Cardiovascular disease (CVD) is the leading cause of premature death (30% of all deaths) and disability in Europe and worldwide (WHO), costing the EU economy almost €196 billion a year. With changing demographics and deteriorating lifestyle this situation will worsen considerably, which is neither economically or socially sustainable. Effective Cardiac Rehabilitation (CR) can significantly improve mortality and morbidity rates, leading to longer independent living and a reduced use of health care resources. However, uptake of traditional community-based long-term (phase III) CR is very low across member states (approx. 11%) and is further diminished by low subsequent adherence rates. Key reasons for this include: severe lack of programmes, travel time, scheduling issues, lack of peer mentoring, and low self-efficacy associated with poor exercise technique and perceived poor ‘body image’ (not wanting to exercise with large groups of ‘strangers’).

Researchers from the University of Glasgow’s Health Economics and Health Technology Assessment (HEHTA) group, led by Professor Andrew Briggs, have joined a consortium of 8 European partners to undertake the European Commission Horizon 2020 project ‘PATHway- Technology enabled behavioural change as a pathway towards better self-management of CVD’. The health economic evaluation will evaluate the health outcome and resource use consequences of the PATHway intervention.

PATHway proposes a radically novel approach to Cardiac Rehabilitation (CR) that will ensure a paradigm shift towards empowering patients to more effectively self-manage their Cardiovascular Disease (CVD), set within a collaborative care context with health professionals.
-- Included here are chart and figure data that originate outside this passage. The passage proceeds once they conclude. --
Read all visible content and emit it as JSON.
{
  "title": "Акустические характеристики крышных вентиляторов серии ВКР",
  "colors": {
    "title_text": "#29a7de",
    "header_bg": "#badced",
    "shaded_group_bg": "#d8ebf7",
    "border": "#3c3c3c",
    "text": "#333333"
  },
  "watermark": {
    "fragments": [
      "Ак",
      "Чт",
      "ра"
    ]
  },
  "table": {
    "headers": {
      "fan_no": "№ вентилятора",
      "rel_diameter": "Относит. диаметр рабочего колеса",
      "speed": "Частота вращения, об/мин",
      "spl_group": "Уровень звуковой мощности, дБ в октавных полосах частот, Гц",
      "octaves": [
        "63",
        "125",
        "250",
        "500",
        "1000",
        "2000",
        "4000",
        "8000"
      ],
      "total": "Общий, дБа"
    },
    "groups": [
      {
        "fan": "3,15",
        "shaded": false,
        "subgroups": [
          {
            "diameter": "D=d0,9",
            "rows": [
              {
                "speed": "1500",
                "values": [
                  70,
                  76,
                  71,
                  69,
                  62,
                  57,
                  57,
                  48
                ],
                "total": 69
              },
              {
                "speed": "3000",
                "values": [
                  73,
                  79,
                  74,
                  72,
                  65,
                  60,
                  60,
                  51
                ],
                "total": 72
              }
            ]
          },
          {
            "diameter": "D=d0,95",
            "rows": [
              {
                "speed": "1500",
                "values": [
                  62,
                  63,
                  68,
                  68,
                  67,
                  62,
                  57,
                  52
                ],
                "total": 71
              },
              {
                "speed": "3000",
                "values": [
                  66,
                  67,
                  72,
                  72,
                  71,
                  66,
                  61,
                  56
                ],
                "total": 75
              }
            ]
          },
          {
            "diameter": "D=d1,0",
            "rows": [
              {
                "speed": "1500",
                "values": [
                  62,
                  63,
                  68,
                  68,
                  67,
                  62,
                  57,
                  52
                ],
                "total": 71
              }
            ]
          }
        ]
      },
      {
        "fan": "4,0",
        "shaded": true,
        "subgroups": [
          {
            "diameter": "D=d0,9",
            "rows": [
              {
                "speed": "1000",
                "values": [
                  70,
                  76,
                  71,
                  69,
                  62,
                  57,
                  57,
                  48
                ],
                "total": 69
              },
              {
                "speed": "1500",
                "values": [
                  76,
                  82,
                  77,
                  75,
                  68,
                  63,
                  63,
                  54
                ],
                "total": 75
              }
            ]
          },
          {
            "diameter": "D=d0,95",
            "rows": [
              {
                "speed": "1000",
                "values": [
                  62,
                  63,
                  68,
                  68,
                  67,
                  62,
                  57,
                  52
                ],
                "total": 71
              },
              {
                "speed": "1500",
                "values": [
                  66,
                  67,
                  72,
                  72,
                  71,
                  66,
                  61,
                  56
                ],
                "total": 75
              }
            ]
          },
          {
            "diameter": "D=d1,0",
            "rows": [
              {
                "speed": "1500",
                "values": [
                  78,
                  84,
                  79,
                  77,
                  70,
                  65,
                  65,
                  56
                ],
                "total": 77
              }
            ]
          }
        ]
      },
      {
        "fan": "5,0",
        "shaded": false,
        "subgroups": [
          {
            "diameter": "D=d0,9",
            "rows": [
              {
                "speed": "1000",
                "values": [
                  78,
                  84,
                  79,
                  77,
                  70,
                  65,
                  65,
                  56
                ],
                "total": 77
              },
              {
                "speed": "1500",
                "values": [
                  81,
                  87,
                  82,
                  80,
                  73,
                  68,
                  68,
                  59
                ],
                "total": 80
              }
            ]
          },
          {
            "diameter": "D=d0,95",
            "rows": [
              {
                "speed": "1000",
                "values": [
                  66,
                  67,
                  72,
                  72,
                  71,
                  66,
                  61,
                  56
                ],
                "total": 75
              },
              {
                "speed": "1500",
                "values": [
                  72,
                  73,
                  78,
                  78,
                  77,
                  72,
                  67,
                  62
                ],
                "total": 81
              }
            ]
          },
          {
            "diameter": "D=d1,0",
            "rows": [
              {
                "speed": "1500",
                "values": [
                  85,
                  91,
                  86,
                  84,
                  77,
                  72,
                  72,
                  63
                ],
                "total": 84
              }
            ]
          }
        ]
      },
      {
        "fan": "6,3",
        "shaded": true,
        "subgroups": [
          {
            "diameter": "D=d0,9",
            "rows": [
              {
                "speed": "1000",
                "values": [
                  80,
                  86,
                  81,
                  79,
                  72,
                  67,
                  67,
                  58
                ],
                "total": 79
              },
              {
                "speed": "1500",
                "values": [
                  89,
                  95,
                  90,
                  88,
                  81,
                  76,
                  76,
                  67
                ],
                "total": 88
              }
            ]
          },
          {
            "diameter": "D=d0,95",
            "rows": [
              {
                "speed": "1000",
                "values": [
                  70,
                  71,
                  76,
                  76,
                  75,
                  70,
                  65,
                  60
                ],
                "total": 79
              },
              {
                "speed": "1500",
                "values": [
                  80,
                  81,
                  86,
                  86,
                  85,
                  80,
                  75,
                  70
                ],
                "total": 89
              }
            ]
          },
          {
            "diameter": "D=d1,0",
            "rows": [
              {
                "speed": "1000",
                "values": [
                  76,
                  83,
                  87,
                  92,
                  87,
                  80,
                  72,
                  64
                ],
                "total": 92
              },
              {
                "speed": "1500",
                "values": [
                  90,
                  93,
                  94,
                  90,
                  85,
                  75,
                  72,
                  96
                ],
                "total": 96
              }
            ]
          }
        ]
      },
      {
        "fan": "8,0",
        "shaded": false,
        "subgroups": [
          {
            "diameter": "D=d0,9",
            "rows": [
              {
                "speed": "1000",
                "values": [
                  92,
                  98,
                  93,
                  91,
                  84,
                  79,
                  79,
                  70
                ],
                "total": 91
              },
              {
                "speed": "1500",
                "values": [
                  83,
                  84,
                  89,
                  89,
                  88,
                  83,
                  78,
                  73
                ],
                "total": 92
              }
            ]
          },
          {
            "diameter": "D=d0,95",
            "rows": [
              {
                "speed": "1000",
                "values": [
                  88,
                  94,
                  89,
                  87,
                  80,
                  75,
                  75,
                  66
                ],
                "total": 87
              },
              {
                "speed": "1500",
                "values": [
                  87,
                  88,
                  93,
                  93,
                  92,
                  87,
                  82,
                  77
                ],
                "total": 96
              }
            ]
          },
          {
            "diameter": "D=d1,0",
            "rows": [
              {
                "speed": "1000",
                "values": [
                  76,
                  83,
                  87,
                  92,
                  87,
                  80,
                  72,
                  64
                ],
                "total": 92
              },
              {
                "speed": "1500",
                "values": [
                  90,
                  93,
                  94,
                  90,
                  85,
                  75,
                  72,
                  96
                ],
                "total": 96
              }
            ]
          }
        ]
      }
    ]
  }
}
PATHway will provide individualized rehabilitation programs that use regular, socially inclusive exercise sessions as the basis upon which to provide a personalized comprehensive lifestyle intervention program (exercise/physical activity (PA), smoking, diet, stress management, alcohol use and medication compliance) to enable patients to both better understand and deal with their own condition and to lead a healthier lifestyle in general. This will be made possible by the provision of an internet-enabled, sensor-based, home exercise platform that allows remote participation in CR exercise programs at any time, from home. At the end of the first year of the project, the European Commission reported that the consortium is clearly advancing state-of-the-art.

The HEHTA group will be hosting a Research Station at the European Researchers’ Night at the Glasgow Science Centre on 30th September 2016, as part of Explorathon’16.